Die Charaktere sind alle recht schablonenhaft in ihren Rollen gezeichnet und brechen nur an einigen wenigen Stellen mal aus. Aber das ist bei so einem Buch auch völlig okay, da erwarte ich keinen "character growth" ohne Ende, da will ich dramatische Höhepunkte! Und die gibt es auch. Die Spannungen zwischen den Pärchen und auch innerhalb derselbigen werden schnell offensichtlich.

Hinzukommt, dass die aufgeweckte Tochter ihren ganz eigenen Ballast mit sich herumschleppt, und zwar in Form von Posey, einem menschengroßen, imaginären Kaninchen, das ganz selbstverständlich am Leben der Siebenjährigen teilnimmt und auch einen Großteil ihrer Konversation und Aufmerksamkeit beansprucht. Und Posey hat so seine ganz eigenen Ansichten zu den Erwachsenen, die die Handlungen der Tochter wiederum beeinflussen. Das hört sich nach einem albernen Gimmick an, hat aber tatsächlich für schöne Extrawürze in dieser sowieso schon recht gut köchelnden "Familiensuppe“ gesorgt - zumal Posey irgendwann auch schlüssig "erklärt" wird.

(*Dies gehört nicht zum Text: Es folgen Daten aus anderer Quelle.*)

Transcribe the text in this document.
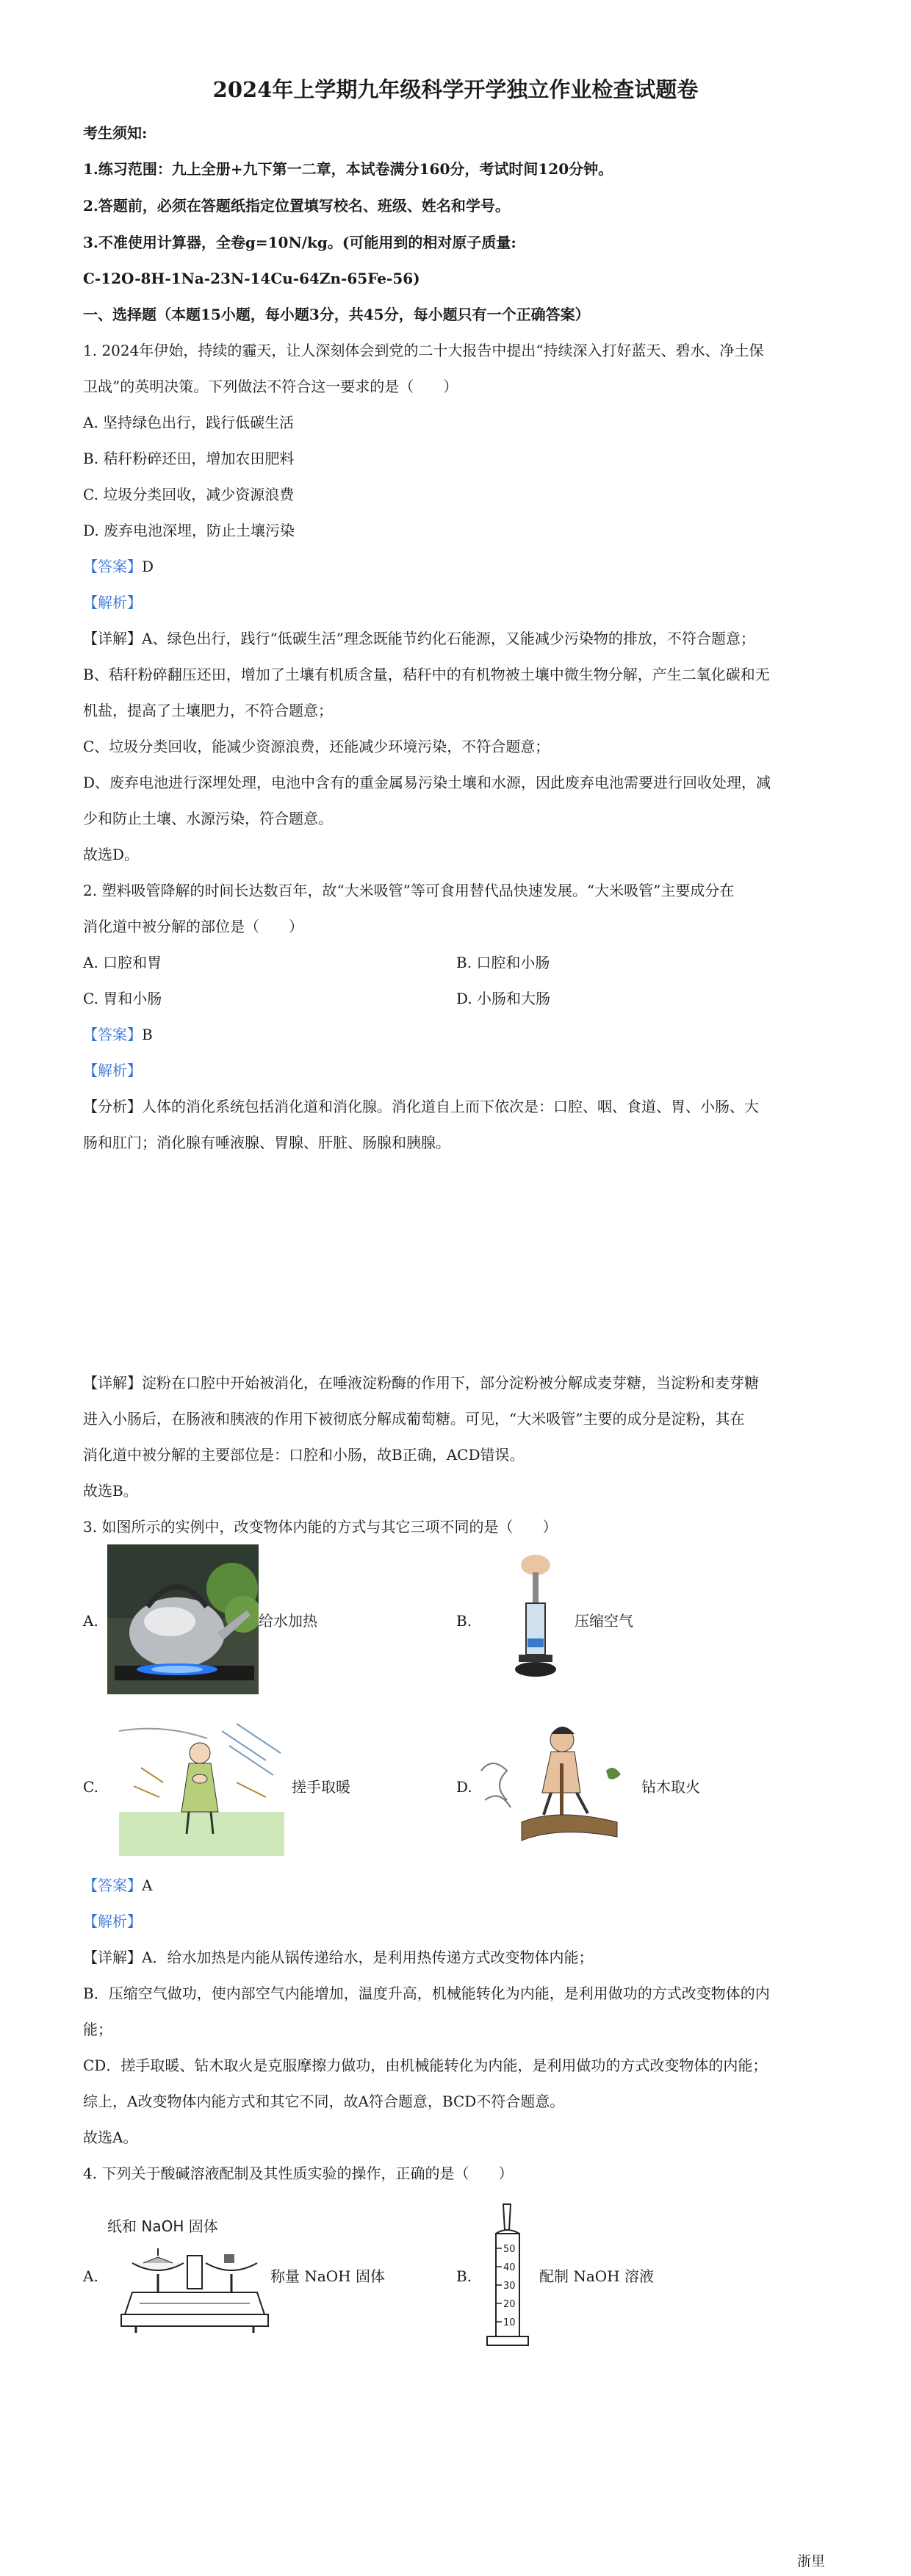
2024年上学期九年级科学开学独立作业检查试题卷
考生须知:
1.练习范围：九上全册+九下第一二章，本试卷满分160分，考试时间120分钟。
2.答题前，必须在答题纸指定位置填写校名、班级、姓名和学号。
3.不准使用计算器，全卷g=10N/kg。(可能用到的相对原子质量:
C-12O-8H-1Na-23N-14Cu-64Zn-65Fe-56)
一、选择题（本题15小题，每小题3分，共45分，每小题只有一个正确答案）
1. 2024年伊始，持续的霾天，让人深刻体会到党的二十大报告中提出“持续深入打好蓝天、碧水、净土保
卫战”的英明决策。下列做法不符合这一要求的是（　　）
A. 坚持绿色出行，践行低碳生活
B. 秸秆粉碎还田，增加农田肥料
C. 垃圾分类回收，减少资源浪费
D. 废弃电池深埋，防止土壤污染
【答案】D
【解析】
【详解】A、绿色出行，践行“低碳生活”理念既能节约化石能源，又能减少污染物的排放，不符合题意；
B、秸秆粉碎翻压还田，增加了土壤有机质含量，秸秆中的有机物被土壤中微生物分解，产生二氧化碳和无
机盐，提高了土壤肥力，不符合题意；
C、垃圾分类回收，能减少资源浪费，还能减少环境污染，不符合题意；
D、废弃电池进行深埋处理，电池中含有的重金属易污染土壤和水源，因此废弃电池需要进行回收处理，减
少和防止土壤、水源污染，符合题意。
故选D。
2. 塑料吸管降解的时间长达数百年，故“大米吸管”等可食用替代品快速发展。“大米吸管”主要成分在
消化道中被分解的部位是（　　）
A. 口腔和胃	B. 口腔和小肠
C. 胃和小肠	D. 小肠和大肠
【答案】B
【解析】
【分析】人体的消化系统包括消化道和消化腺。消化道自上而下依次是：口腔、咽、食道、胃、小肠、大
肠和肛门；消化腺有唾液腺、胃腺、肝脏、肠腺和胰腺。
【详解】淀粉在口腔中开始被消化，在唾液淀粉酶的作用下，部分淀粉被分解成麦芽糖，当淀粉和麦芽糖
进入小肠后，在肠液和胰液的作用下被彻底分解成葡萄糖。可见，“大米吸管”主要的成分是淀粉，其在
消化道中被分解的主要部位是：口腔和小肠，故B正确，ACD错误。
故选B。
3. 如图所示的实例中，改变物体内能的方式与其它三项不同的是（　　）
A.	给水加热	B.	压缩空气
C.	搓手取暖	D.	钻木取火
【答案】A
【解析】
【详解】A．给水加热是内能从锅传递给水，是利用热传递方式改变物体内能；
B．压缩空气做功，使内部空气内能增加，温度升高，机械能转化为内能，是利用做功的方式改变物体的内
能；
CD．搓手取暖、钻木取火是克服摩擦力做功，由机械能转化为内能，是利用做功的方式改变物体的内能；
综上，A改变物体内能方式和其它不同，故A符合题意，BCD不符合题意。
故选A。
4. 下列关于酸碱溶液配制及其性质实验的操作，正确的是（　　）
A.
纸和 NaOH 固体
称量 NaOH 固体	B.
50
40
30
20
10
配制 NaOH 溶液
浙里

Caroline Hulse hat in ihrem Buch nichts in die Länge gezogen, sondern kommt schnell zum Punkt, das hat mir sehr zugesagt. Zwar ist das Ganze recht linear auf einer inhaltlichen Eben geschrieben, liest sich entsprechend sehr flott und einfach weg. Dennoch hat die Autorin, neben bereits erwähnten Kaninchen, noch ein paar andere Extras eingebaut. Zum einen wechseln die Blickwinkel zwischen den Kapiteln, so dass gleich mehrere Charaktere inklusive der Tochter die Chance erhalten, ihr oder sein Verhalten zu erklären (bzw. vor sich selbst oder anderen zu rechtfertigen). Dazu gibt es ein paar Flashbacks, die zusätzliche Motivationen erläutern – oder bestehende Probleme nur noch offensichtlicher machen. Zu guter Letzt gibt es alle paar Kapitel Auszüge aus den Zeugenvernehmungen nach dem Unfall, die die jeweilige Szenerie nochmals in einem ganz anderen Licht erscheinen lassen.

Ein ziemlich böses, schwarzhumoriges Buch, das für meinen Geschmack ruhig noch eine Prise "schwärzer" hätte sein können. Denn die Szenen, in denen es eskaliert, sind so schön zum sich peinlich-dramatischen Winden, da hätte ich noch mehr von vertragen. Aber auch so: Ein flottes und sehr unterhaltsames Buch. Und die Lektion? Wählt eure Reisebegleitungen mit Bedacht!